算法技巧-各种排序算法（三）：JDK中排序算法经典使用

站长

2024年04月12日 23:03 · 阅读数 97

JDK中主要由Arrays提供了对所有类型的排序。其中主要分为Primitive(8种基本类型)和Object两大类

基本类型：采用调优的快速排序
对象类型：采用改进的归并排序

本文源码基于JDK8

int数组类型排序

源码解读

sortint类型排序由两个重载方法，最终都指向DualPivotQuicksort.sort

public static void sort(int[] a) {
    DualPivotQuicksort.sort(a, 0, a.length - 1, null, 0, 0);
}
public static void sort(int[] a, int fromIndex, int toIndex) {
    rangeCheck(a.length, fromIndex, toIndex);
    DualPivotQuicksort.sort(a, fromIndex, toIndex - 1, null, 0, 0);
}

都是调用DualPivotQuicksort.sort

/**
 * Sorts the specified range of the array using the given
 * workspace array slice if possible for merging
 *
 * @param a the array to be sorted
 * @param left the index of the first element, inclusive, to be sorted
 * @param right the index of the last element, inclusive, to be sorted
 * @param work a workspace array (slice)
 * @param workBase origin of usable space in work array
 * @param workLen usable size of work array
 */
static void sort(int[] a, int left, int right,
                 int[] work, int workBase, int workLen)

该方法具体实现较长，有兴趣可阅读源码，下文贴出关键实现

首先如果是小长度数据，数据长度低于286，进入插入排序或者快排

// Use Quicksort on small arrays
if (right - left < QUICKSORT_THRESHOLD) {
    sort(a, left, right, true);
    return;
}

sort主要用于小长度数组排序，定义如下

/**
 * Sorts the specified range of the array by Dual-Pivot Quicksort.
 *
 * @param a the array to be sorted
 * @param left the index of the first element, inclusive, to be sorted
 * @param right the index of the last element, inclusive, to be sorted
 * @param leftmost indicates if this part is the leftmost in the range
 */
private static void sort(int[] a, int left, int right, boolean leftmost)

如果数据长度低于47，逻辑如下,关注点是如果leftmost 参数为 true，则使用传统的插入排序算法，否则使用优化后的插入排序算法。

// Use insertion sort on tiny arrays
if (length < INSERTION_SORT_THRESHOLD) {
    if (leftmost) {
        //插入排序
        ...
    } else {
        //改进插入排序
        //如果数组长度小于 `INSERTION_SORT_THRESHOLD`，且 `leftmost` 为 `false`，则使用优化后的插入排序算法。

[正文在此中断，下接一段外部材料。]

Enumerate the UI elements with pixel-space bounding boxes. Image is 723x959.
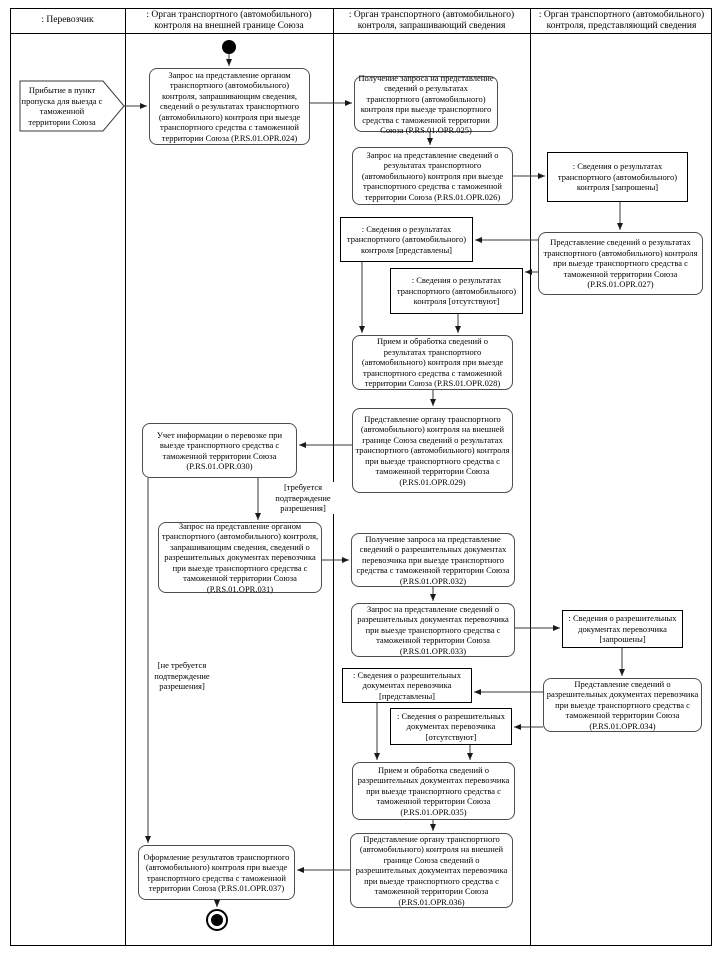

在这种情况下，会跳过最长的升序序列。大体思路如下
        //首先通过一个循环找到第一个非递增的元素，将其索引保存在变量 `left` 中。
        //然后，使用一种更优化的插入排序算法，称为"pair insertion sort"，来进行排序。
        //该算法采用了一种更快的方法，不需要在每次迭代时检查左边界。
        //循环中的变量 `k` 表示当前待插入元素的索引，`a1` 和 `a2` 分别表示当前待插入元素和下一个待插入元素。在每次迭代中，首先比较 `a1` 和 `a2` 的大小，如果 `a1` 小于 `a2`，则交换它们的值。然后，将 `a1` 插入到已排序部分，并将 `a2` 插入到合适的位置。最后，将数组中剩余的元素与最后一个元素进行比较，并将最后一个元素放置到合适的位置上。
        ...
    }
    return;
}

如果数组长度小于286且大于47，则使用改进的快速排序，整体思路如下（源码可自行去jdk查看）

首先，定义了两个指针 less 和 great，分别指向中心部分的第一个元素和右侧部分的前一个元素。

接下来，通过比较五个已排序的元素（a[e1]、a[e2]、a[e3]、a[e4]、a[e5]），判断它们是否互不相等。如果它们不相等，则执行以下操作：

选取第二个和第四个已排序元素作为主元（pivot1 和 pivot2）。
将待排序数组的第一个和最后一个元素移动到主元原来的位置上。
通过比较，将小于 pivot1 的元素移动到左侧部分，大于 pivot2 的元素移动到右侧部分，中间部分的元素保持不变。
划分完成后，将主元放回其最终位置，并排除主元进行递归排序。

如果中心部分的大小超过数组大小的 4/7，表示中心部分太大，将执行以下操作：

跳过与主元相等的元素，找到左侧部分的末尾位置 less 和右侧部分的起始位置 great。
通过比较，将等于 pivot1 的元素移动到左侧部分，等于 pivot2 的元素移动到右侧部分，中间部分的元素保持不变。
划分完成后，对中心部分进行递归排序。

最后，递归地对左侧部分和右侧部分进行排序，直到完成整个数组的排序。

这段代码的核心思想是通过选择主元并进行划分，将数组分成三个部分（小于 pivot1、介于 pivot1 和 pivot2、大于 pivot2），然后对左侧部分和右侧部分进行递归排序，以实现快速排序算法。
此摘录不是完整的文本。